GAO recently published two bid protest decisions that address the issue of when contractors may rely on the past performance or experience of a contractor’s teaming partners, and how agencies can restrict that reliance. These two decisions demonstrate the importance of thoroughly reviewing solicitations to see how an agency plans to evaluate past performance and the experience of partners, teammates, and subcontractors.

The first decision, Ekagra Partners, LLC, discussed the limits an agency can place on the experience projects submitted by mentor-protégé joint ventures (JVs). The Ekagra protest challenged GSA’s solicitation terms for the One Acquisition Solution for Integrated Services (OASIS) IDIQ contract. Only small businesses (or mentor-protégé JVs) could compete for the contract.

The RFP had two limitations regarding the submission of relevant experience projects.
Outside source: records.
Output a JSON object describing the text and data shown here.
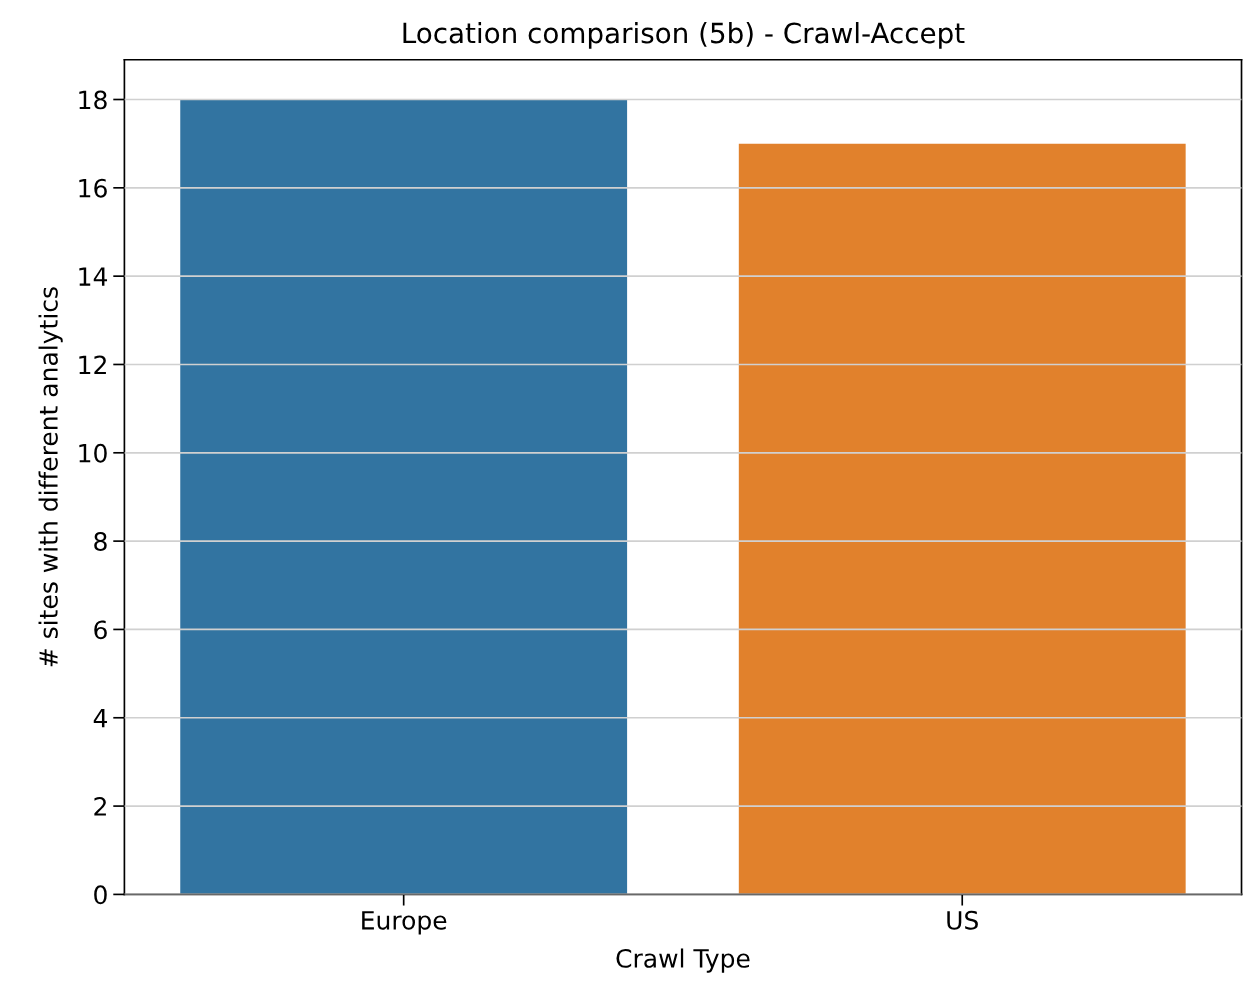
{
  "chart_data": {
    "type": "bar",
    "title": "Location comparison (5b) - Crawl-Accept",
    "xlabel": "Crawl Type",
    "ylabel": "# sites with different analytics",
    "categories": [
      "Europe",
      "US"
    ],
    "values": [
      18,
      17
    ],
    "colors": [
      "#3274a1",
      "#e1812c"
    ],
    "ylim": [
      0,
      18.9
    ],
    "yticks": [
      0,
      2,
      4,
      6,
      8,
      10,
      12,
      14,
      16,
      18
    ],
    "grid": "y"
  }
}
First, the solicitation provided that where a small business mentor-protégé JV submitted a proposal, the JV could rely on the experience of the large business mentor firm for only a portion of the required experience. Second, the solicitation restricted JV offerors from forming a contractor teaming arrangement in which the offeror relied on the experience of subcontractors that were not one of the JV members. As for the first restriction, GAO found no basis to sustain the protest, but sustained the protest for the second on the grounds that the restriction was unreasonable.

Ekagra argued that the first restriction was inconsistent with statutory and regulatory provisions regarding mentor-protégé small business joint ventures, and that the agency did not provide a reasonable explanation for the restriction. GAO agreed with GSA and SBA’s argument that nothing in statute or regulation prohibits an agency from limiting the experience that may be submitted by one of the members of a mentor-protégé JV. GAO further concluded that GSA offered a reasonable justification for the restriction: allowing a mentor-protégé joint venture to “rely primarily upon the qualifications of their Other Than Small team members’ experience, without any limitation or restriction,” would give the JV a “fundamentally unfair competitive advantage” over small businesses that are not part of such joint ventures.

GAO sustained the protestor’s argument as to the second restriction. The restriction stated that individual prime contractors could rely on the experience of their subcontractors but that JVs could not rely on the experience of their subcontractors. GSA’s justification for the limitation was that inclusion of the challenged term was reasonable because it avoided “significant administrative burdens” in assessing the offerors documentation. GAO found this justification insufficient and the restriction unreasonable.

The second GAO decision, Apogee Engineering, LLC, considered a protest in which an agency highly evaluated a company that had relied on its subcontractor for experience with one important element of the solicited work. GAO rejected the protestor’s argument that it was improper for the agency to consider the subcontractor’s past performance, stating that the RFP failed to address or prohibit the evaluation of subcontractor past performance. The FAR states that past performance evaluations should take into account the past performance of subcontractors that will perform major or critical aspects of a requirement. As such, GAO found that the agency reasonably considered the subcontractor’s experience by assigning an “exceptional” rating to the offeror’s experience/past performance.